Hey, Teacher!

Most of the time we don’t actually listen when someone speaks, at least not in the way we should.  Many times instead of listening to understand, we simply listen to respond.   As they speak something triggers a memory of our own.   Then we wait in anticipation to share our memory, to interject our own self into the story.  This is often the ebb and flow of modern conversation.   It can also be very painful to the person speaking as the thing they have shared in vulnerability is pushed to the side to make room for another, which in some cases can be quite jarring and traumatizing.    Redemptive listening is when we stop listening to respond and instead listen to be Jesus to the person.  Our responses not only show that we are listening but continue to affirm, uplift, and encourage the person by letting them know you are truly listening.

Why do I bring up redemptive listening?   Today’s Gospel shows an example of someone who just isn’t listening to Jesus.   In the Gospel of Luke, Jesus has been speaking about a radical trust in God’s providence.  He has just told people that they shouldn’t worry about money or food.   That God looks after the sparrows, how much more will he look after them?   Then he goes on to say don’t worry about having the words to say in tough situations, God’s Holy Spirit would guide them and give them the words to speak.  Then someone speaks up from the crowd and says: “Teacher, tell my brother to share the inheritance with me.”

How ironic that this man has made much the same statement as the woman at the well.   When the living bread from heaven is right before him, instead of asking for the gift of eternal life, he asks for earthly treasures.  In the middle of a sermon on detachment, the man asks for that which he most desires.   Security.  We tend to seek that quite a bit in the United States.   Shopping in bulk we stock up the food stores and dry goods, often having food that goes to waste or never gets used.  We budget and, if we tithe, we make sure that it doesn’t interfere with our pocketbooks or our personal goals.  Saint Paul in the first reading says that Abraham’s trust was not written down for his benefit, but for ours.   Abraham who picked up everything he had to set out in the direction that God pointed, leaving the comfort of his homeland to wander into the deserts.  The same Abraham who was around the age of 100, believed when God said he would be the father of many.

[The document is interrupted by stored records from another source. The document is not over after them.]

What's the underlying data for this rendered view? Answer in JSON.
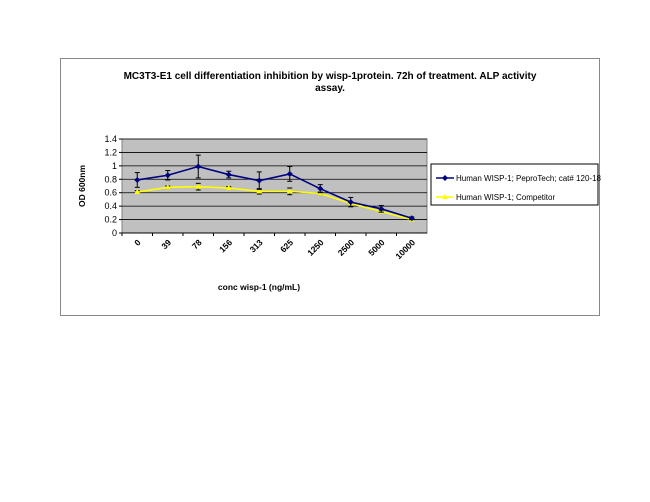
{
  "chart_data": {
    "type": "line",
    "title": "MC3T3-E1 cell differentiation inhibition by wisp-1protein. 72h of treatment. ALP activity assay.",
    "title_lines": [
      "MC3T3-E1 cell differentiation inhibition by wisp-1protein. 72h of treatment. ALP activity",
      "assay."
    ],
    "xlabel": "conc wisp-1 (ng/mL)",
    "ylabel": "OD 600nm",
    "ylim": [
      0,
      1.4
    ],
    "yticks": [
      "0",
      "0.2",
      "0.4",
      "0.6",
      "0.8",
      "1",
      "1.2",
      "1.4"
    ],
    "categories": [
      "0",
      "39",
      "78",
      "156",
      "313",
      "625",
      "1250",
      "2500",
      "5000",
      "10000"
    ],
    "grid": true,
    "legend": "right",
    "series": [
      {
        "name": "Human WISP-1; PeproTech; cat# 120-18",
        "color": "#000080",
        "marker": "diamond",
        "values": [
          0.79,
          0.86,
          0.99,
          0.87,
          0.78,
          0.88,
          0.66,
          0.46,
          0.36,
          0.22
        ],
        "errors": [
          0.11,
          0.07,
          0.17,
          0.05,
          0.13,
          0.11,
          0.06,
          0.07,
          0.05,
          0.02
        ]
      },
      {
        "name": "Human WISP-1; Competitor",
        "color": "#FFFF00",
        "marker": "triangle",
        "values": [
          0.61,
          0.68,
          0.69,
          0.67,
          0.62,
          0.62,
          0.59,
          0.44,
          0.32,
          0.2
        ],
        "errors": [
          0.02,
          0.02,
          0.05,
          0.02,
          0.04,
          0.05,
          0.02,
          0.02,
          0.02,
          0.01
        ]
      }
    ]
  }
}
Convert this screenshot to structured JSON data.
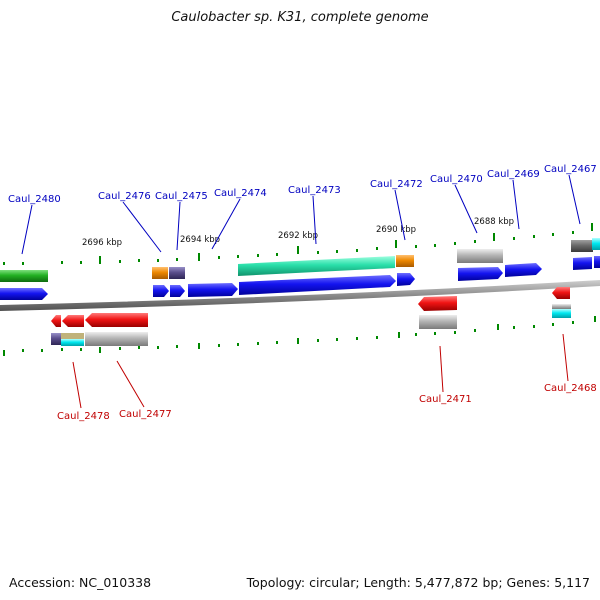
{
  "title": "Caulobacter sp. K31, complete genome",
  "footer": {
    "accession": "Accession: NC_010338",
    "stats": "Topology: circular; Length: 5,477,872 bp; Genes: 5,117"
  },
  "scale_labels": [
    "2696 kbp",
    "2694 kbp",
    "2692 kbp",
    "2690 kbp",
    "2688 kbp"
  ],
  "top_labels": [
    "Caul_2480",
    "Caul_2476",
    "Caul_2475",
    "Caul_2474",
    "Caul_2473",
    "Caul_2472",
    "Caul_2470",
    "Caul_2469",
    "Caul_2467"
  ],
  "bottom_labels": [
    "Caul_2478",
    "Caul_2477",
    "Caul_2471",
    "Caul_2468"
  ],
  "colors": {
    "forward_cds": "#0000e0",
    "reverse_cds": "#e00000",
    "green_feature": "#22b022",
    "teal_feature": "#22dda8",
    "orange_feature": "#ee8800",
    "purple_feature": "#5a4e8c",
    "cyan_feature": "#00e8f0",
    "grey_feature": "#aaaaaa",
    "backbone": "#8a8a8a",
    "tick": "#008800",
    "top_label": "#0000c0",
    "bottom_label": "#c00000"
  }
}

Do we believe?  Do we live as we do?   Can you imagine how much the world would be changed if Catholics lived out what they actually believe?  There would be no need for a mission appeal because the tithing would be so generous that all of the needs of the poor would begin to be met.  Widows and orphans would have homes and meals provided, and our outreach programs would be fully funded.   Bible studies would be overflowing as people gathered to learn the faith and Mass would be the center of our week, not the thing we do on weekends behind closed doors.  Radical trust.  Set free from all our enemies, holy in righteous in His sight, all the days of our lives.   There is a promise we don’t think about much, isn’t it?    Free to worship Him without fear.   Do we truly live as if Jesus freed us from sin?  Or do we just accept some flaw that we have, somehow thinking God designed us with it, “it is just who we are.”

That’s the true inheritance that we are offered, not just to become ‘divinized’ in the life to come, but for God to begin to change us here… now… today.   Are you trusting Him to do just that?  Or are you listening to God, waiting for your chance to interject your own story?

A reflection on the readings for October 21st, 2019: Monday of the Twenty-ninth Week in Ordinary Time.